Since my original post about wisdom vs. knowledge, I continue to discover that learning really is more than just gathering information. Learning is integrating that knowledge in some way to grow, shift, evolve and respond. We can memorize everything we read and store it for future reference, however if it sits there and isn't used, did we learn or just memorize? Are we wise if we share what we memorized or are we if we synthesize and contextualize it?
Who do I consider wise? One who continually looks at the status quo and sees whether or not things can be better. People who know they don't know everything about any one thing. And one who continually asks the important questions around what can be better and how can we be the best for the world rather than the best in the world?
In these filled up days where so much information is readily available, the world is fast become an even playing field. There is way too much information bombarding us at the speed of light.We can look for guidance from those who have a wealth of wisdom because they see context, relevance and impact. Wisdom is priceless.
Do you consider yourself wise or knowledgeable?

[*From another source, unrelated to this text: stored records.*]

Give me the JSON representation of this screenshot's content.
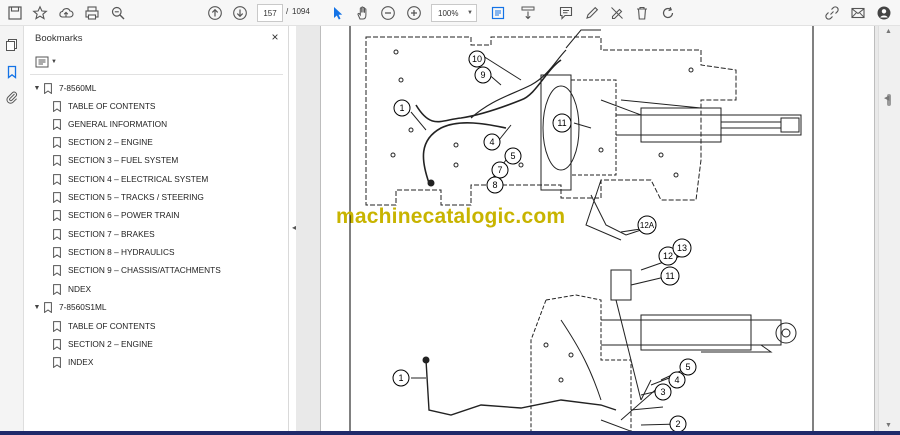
{
  "toolbar": {
    "current_page": "157",
    "page_separator": "/",
    "total_pages": "1094",
    "zoom": "100%"
  },
  "bookmarks_panel": {
    "title": "Bookmarks",
    "close_glyph": "×",
    "items": [
      {
        "label": "7-8560ML",
        "level": 0,
        "expanded": true
      },
      {
        "label": "TABLE OF CONTENTS",
        "level": 1
      },
      {
        "label": "GENERAL INFORMATION",
        "level": 1
      },
      {
        "label": "SECTION 2 – ENGINE",
        "level": 1
      },
      {
        "label": "SECTION 3 – FUEL SYSTEM",
        "level": 1
      },
      {
        "label": "SECTION 4 – ELECTRICAL SYSTEM",
        "level": 1
      },
      {
        "label": "SECTION 5 – TRACKS / STEERING",
        "level": 1
      },
      {
        "label": "SECTION 6 – POWER TRAIN",
        "level": 1
      },
      {
        "label": "SECTION 7 – BRAKES",
        "level": 1
      },
      {
        "label": "SECTION 8 – HYDRAULICS",
        "level": 1
      },
      {
        "label": "SECTION 9 – CHASSIS/ATTACHMENTS",
        "level": 1
      },
      {
        "label": "NDEX",
        "level": 1
      },
      {
        "label": "7-8560S1ML",
        "level": 0,
        "expanded": true
      },
      {
        "label": "TABLE OF CONTENTS",
        "level": 1
      },
      {
        "label": "SECTION 2 – ENGINE",
        "level": 1
      },
      {
        "label": "INDEX",
        "level": 1
      }
    ]
  },
  "document": {
    "watermark": "machinecatalogic.com",
    "callouts_top": [
      "1",
      "4",
      "5",
      "7",
      "8",
      "9",
      "10",
      "11",
      "12A"
    ],
    "callouts_bottom": [
      "1",
      "2",
      "3",
      "4",
      "5",
      "11",
      "12",
      "13"
    ]
  },
  "colors": {
    "watermark": "#c8b400",
    "selected_tool": "#1473e6",
    "bottom_bar": "#1f2a6a"
  }
}
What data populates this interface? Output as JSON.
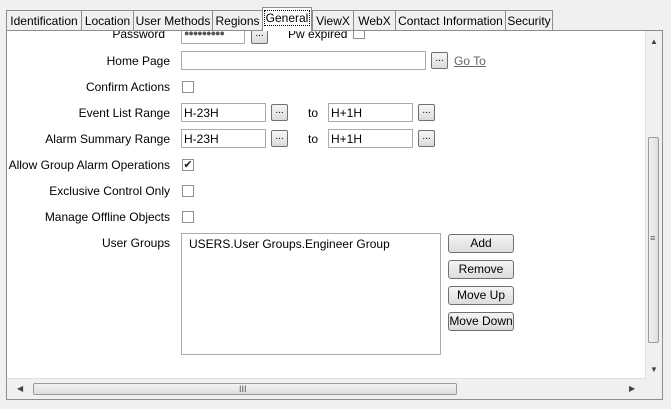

I know many people with post graduate degrees who can’t find a job. Why? Because they’re scholastically overqualified but don’t have the savvy, the perception and perspectives needed in a fast paced, competitive world. They get lost in their knowledge and get stuck on research but don’t integrate it and use it as needed to move themselves and organizations forward. They consider facts and forget people.
When I chose my research and development team I didn’t look at their degrees as much as experience, impact, awareness factor and openness to grow, learn and create. Knowledge can hold you back in the realm of what was already studied and documented. My team looks at possibility. I'm seeing the same trends occur in the corporate world. Who do you think would serve your organization better?